Kreacher's face was mulish, but he bowed to Elladan's direct question. "She did, and she did not."

Elladan closed his eyes, the weight of the realization too heavy to bear for a moment. He had wondered, as many had, why Bronach did not come over the see with the others. It seemed as if all of Tirion was curious about the strange woman who alone escaped the Gift of Men, the last hero of the Third Age to remain on the eastern shores. But if his father's words were true…

"Man agorech," he told Kreacher quietly. "Man agorech."

The house elf looked weary as he turned back to the stove.

Halbarad glanced at Daervunn, clearly looking for an explanation. Elladan couldn't bring himself to explain what he had realized and left it to the dunadan

"You must understand," Daervunn told his tea, "that she was well aware of what the departure of their people would mean for her. What her fate would be, as the diminishing of years continued even in those touched by the blood of Numenor."

Elrohir met his eyes, and Elladan saw his own grief for Arwen mirrored in his brother. It had been what drove them to sail, the loss of their sister and foster brother, and the knowledge that they would lose their nieces and nephews in the same fashion.

"But why did she not depart?" Halbarad asked, glancing between them all. "There was naught left for her."

"All she would say was that her work was not yet finished," Daervunn snorted, but there was grief in it. "But I have long suspected that there was something else. Some knowledge, granted by the gift of the Lady, that bound her to the far shores."

"We thought," Elrohir said quietly, "that she would linger long enough to see her works fulfilled. That when good things grew upon the ground where Carn Dûm stood, she might come over the sea at last."

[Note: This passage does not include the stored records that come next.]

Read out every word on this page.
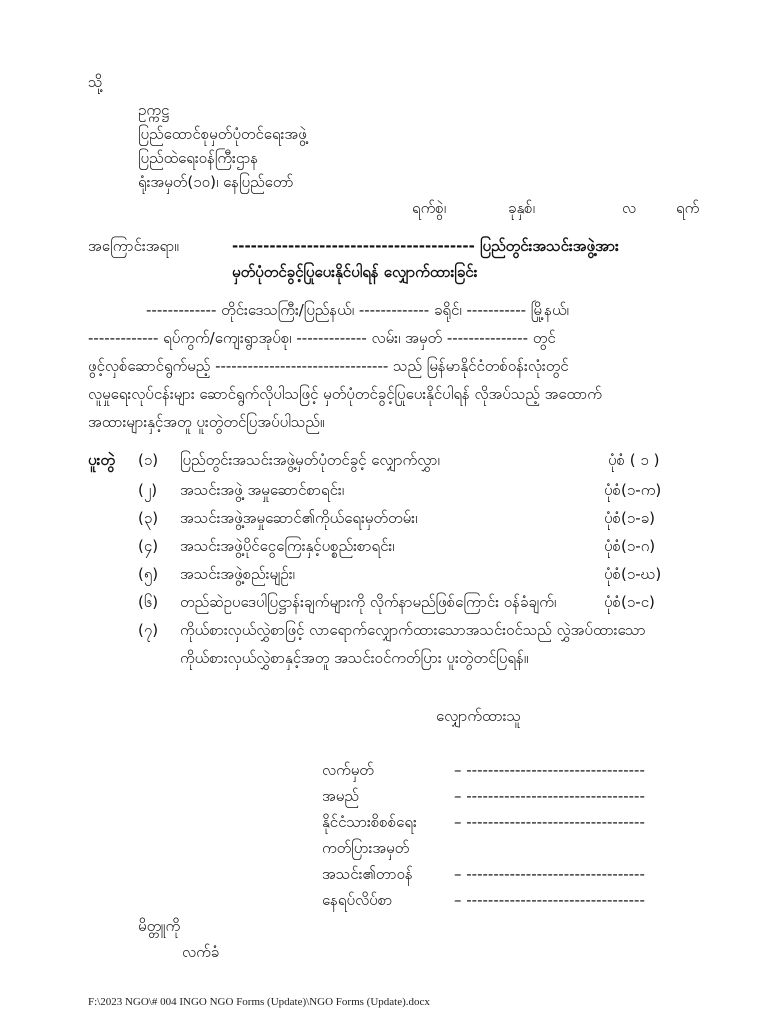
သို့
ဥက္ကဋ္ဌ
ပြည်ထောင်စုမှတ်ပုံတင်ရေးအဖွဲ့
ပြည်ထဲရေးဝန်ကြီးဌာန
ရုံးအမှတ်(၁၀)၊ နေပြည်တော်
ရက်စွဲ၊	ခုနှစ်၊	လ	ရက်
အကြောင်းအရာ။	--------------------------------------- ပြည်တွင်းအသင်းအဖွဲ့အား
မှတ်ပုံတင်ခွင့်ပြုပေးနိုင်ပါရန် လျှောက်ထားခြင်း
------------- တိုင်းဒေသကြီး/ပြည်နယ်၊ ------------- ခရိုင်၊ ----------- မြို့နယ်၊
------------- ရပ်ကွက်/ကျေးရွာအုပ်စု၊ ------------- လမ်း၊ အမှတ် --------------- တွင်
ဖွင့်လှစ်ဆောင်ရွက်မည့် -------------------------------- သည် မြန်မာနိုင်ငံတစ်ဝန်းလုံးတွင်
လူမှုရေးလုပ်ငန်းများ ဆောင်ရွက်လိုပါသဖြင့် မှတ်ပုံတင်ခွင့်ပြုပေးနိုင်ပါရန် လိုအပ်သည့် အထောက်
အထားများနှင့်အတူ ပူးတွဲတင်ပြအပ်ပါသည်။
ပူးတွဲ (၁) ပြည်တွင်းအသင်းအဖွဲ့မှတ်ပုံတင်ခွင့် လျှောက်လွှာ၊	ပုံစံ ( ၁ )
(၂) အသင်းအဖွဲ့ အမှုဆောင်စာရင်း၊	ပုံစံ(၁-က)
(၃) အသင်းအဖွဲ့အမှုဆောင်၏ကိုယ်ရေးမှတ်တမ်း၊	ပုံစံ(၁-ခ)
(၄) အသင်းအဖွဲ့ပိုင်ငွေကြေးနှင့်ပစ္စည်းစာရင်း၊	ပုံစံ(၁-ဂ)
(၅) အသင်းအဖွဲ့စည်းမျဉ်း၊	ပုံစံ(၁-ဃ)
(၆) တည်ဆဲဥပဒေပါပြဋ္ဌာန်းချက်များကို လိုက်နာမည်ဖြစ်ကြောင်း ဝန်ခံချက်၊	ပုံစံ(၁-င)
(၇) ကိုယ်စားလှယ်လွှဲစာဖြင့် လာရောက်လျှောက်ထားသောအသင်းဝင်သည် လွှဲအပ်ထားသော
ကိုယ်စားလှယ်လွှဲစာနှင့်အတူ အသင်းဝင်ကတ်ပြား ပူးတွဲတင်ပြရန်။
လျှောက်ထားသူ
လက်မှတ်	– ---------------------------------
အမည်	– ---------------------------------
နိုင်ငံသားစိစစ်ရေး – ---------------------------------
ကတ်ပြားအမှတ်
အသင်း၏တာဝန်	– ---------------------------------
နေရပ်လိပ်စာ	– ---------------------------------
မိတ္တူကို
လက်ခံ
F:\2023 NGO\# 004 INGO NGO Forms (Update)\NGO Forms (Update).docx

"Carn Dûm?" Faramir said, brow furrowed. "That would be…seven lifetimes of men, would it not?"

"The years did not matter." Eowyn told her husband. "What place did she have on your ships, when the Evenstar and Elessar were not offered one?" Eowyn's face was full of grief as she turned to Elladan, even as she gripped Faramir's hand. "And they, at least, bore the blood of your people. Bronach was of neither your people nor mine, and as such she suffers from that lack."

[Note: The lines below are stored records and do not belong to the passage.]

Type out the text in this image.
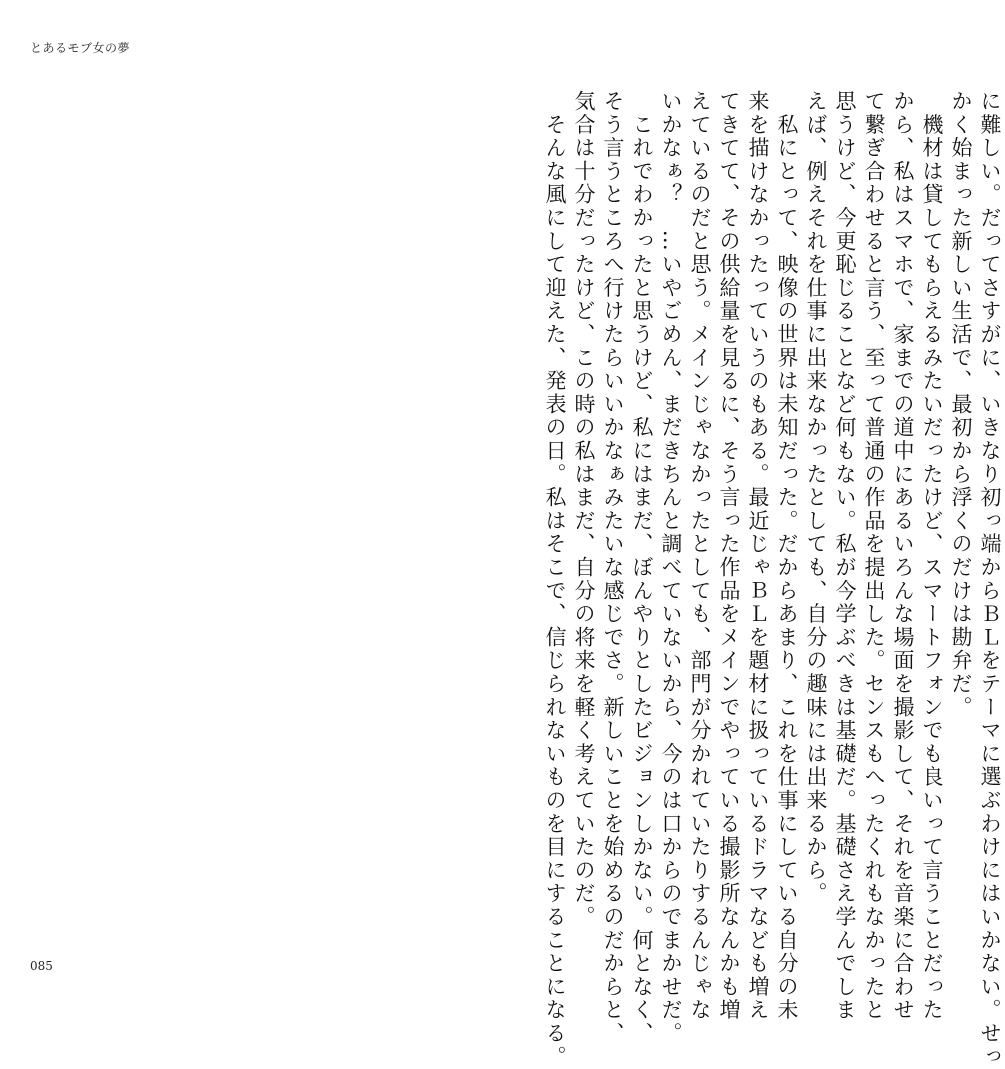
とあるモブ女の夢
に難しい。だってさすがに、いきなり初っ端からＢＬをテーマに選ぶわけにはいかない。せっ
かく始まった新しい生活で、最初から浮くのだけは勘弁だ。
　機材は貸してもらえるみたいだったけど、スマートフォンでも良いって言うことだった
から、私はスマホで、家までの道中にあるいろんな場面を撮影して、それを音楽に合わせ
て繋ぎ合わせると言う、至って普通の作品を提出した。センスもへったくれもなかったと
思うけど、今更恥じることなど何もない。私が今学ぶべきは基礎だ。基礎さえ学んでしま
えば、例えそれを仕事に出来なかったとしても、自分の趣味には出来るから。
　私にとって、映像の世界は未知だった。だからあまり、これを仕事にしている自分の未
来を描けなかったっていうのもある。最近じゃＢＬを題材に扱っているドラマなども増え
てきてて、その供給量を見るに、そう言った作品をメインでやっている撮影所なんかも増
えているのだと思う。メインじゃなかったとしても、部門が分かれていたりするんじゃな
いかなぁ？　…いやごめん、まだきちんと調べていないから、今のは口からのでまかせだ。
　これでわかったと思うけど、私にはまだ、ぼんやりとしたビジョンしかない。何となく、
そう言うところへ行けたらいいかなぁみたいな感じでさ。新しいことを始めるのだからと、
気合は十分だったけど、この時の私はまだ、自分の将来を軽く考えていたのだ。
　そんな風にして迎えた、発表の日。私はそこで、信じられないものを目にすることになる。
085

"If it is not to bring her West," Elrohir asked, glancing around the table, "why was this arranged? Why go to such lengths to bring you all here?"

The four edain shared a long glance, full of meaning. Then, Halbarad said, his voice firm, but quiet. "We are not permitted to speak of it, but we have come to fear that this was not arranged for her."

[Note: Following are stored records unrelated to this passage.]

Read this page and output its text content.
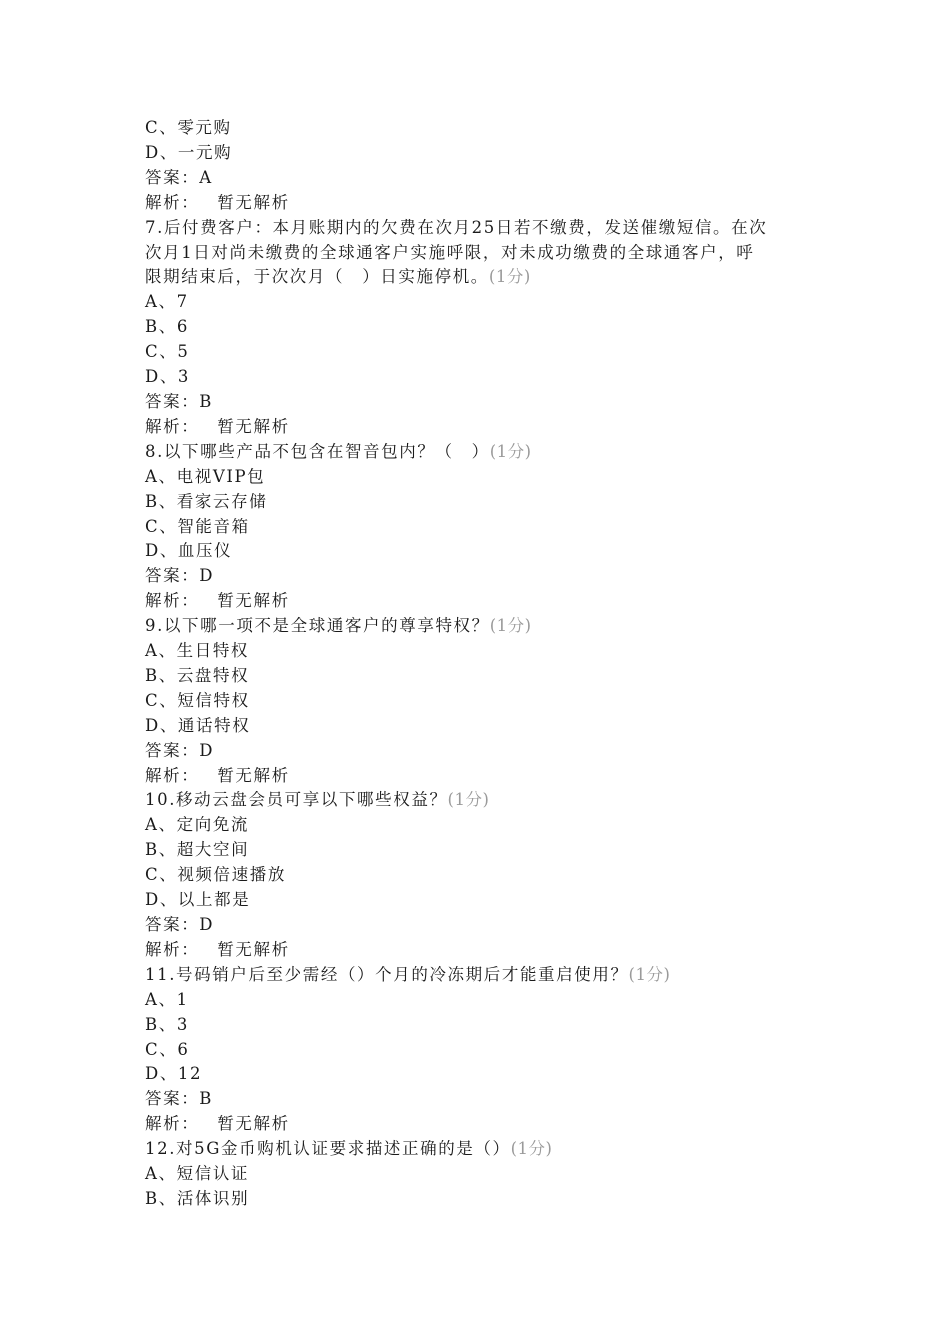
C、零元购
D、一元购
答案：A
解析： 暂无解析
7.后付费客户：本月账期内的欠费在次月25日若不缴费，发送催缴短信。在次
次月1日对尚未缴费的全球通客户实施呼限，对未成功缴费的全球通客户，呼
限期结束后，于次次月（　）日实施停机。(1分)
A、7
B、6
C、5
D、3
答案：B
解析： 暂无解析
8.以下哪些产品不包含在智音包内？（　）(1分)
A、电视VIP包
B、看家云存储
C、智能音箱
D、血压仪
答案：D
解析： 暂无解析
9.以下哪一项不是全球通客户的尊享特权？(1分)
A、生日特权
B、云盘特权
C、短信特权
D、通话特权
答案：D
解析： 暂无解析
10.移动云盘会员可享以下哪些权益？(1分)
A、定向免流
B、超大空间
C、视频倍速播放
D、以上都是
答案：D
解析： 暂无解析
11.号码销户后至少需经（）个月的冷冻期后才能重启使用？(1分)
A、1
B、3
C、6
D、12
答案：B
解析： 暂无解析
12.对5G金币购机认证要求描述正确的是（）(1分)
A、短信认证
B、活体识别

History flashed through Elladan's mind, stories he had known his entire life, the tale of his forefather and foremother and how death itself could not part them. The only other to have walked free of the Halls of Mandos when death had claimed his soul.

"You would not go," he breathed, sweeping his eyes around the quartet. "You would not go until you saw her."

"Until she was happy," Daervunn corrected shortly. "She deserves that much."

"That is all well and good," Elladan jumped as the man with the strange eye interrupted rudely. "But none of it makes a lick of sense."

"And none of it is your business," Halbarad said, equally rude. "So it need not."

"If it upsets her enough to break china, I think it might be at least a little bit our business," the man who had sniggered with the woman whose hair was a different color now retorted.

"You hate everything in this house," Faramir told him dryly. "If you could, you would probably be helping her break the china."

There was a resounding crash, and then it went silent. Elladan glanced at the others, who seemed similarly unnerved. The terrifyingly wrong eye finally, finally rotated back down.

"She's gone outside," its owner grunted after a long moment.

Halbarad and Daervunn exchanged a long look, and then Halbarad rose from his seat, presumably to go check on Bronach.

"Kreacher," Daervunn said, and the house elf hurried over. "Would you please arrange a place for Elladan and Elrohir to sleep? I'm sure we could fit another pair into our room if necessary."

Kreacher glowered at him.

"You will not be testing Kreacher's charms like that!" the house elf scolded, wagging a finger at the dunadan. "Kreacher will be making appropriate arrangements for Master Elladan and Master Elrohir."


man agorech: what have we done (S), said by Rian to Tuor.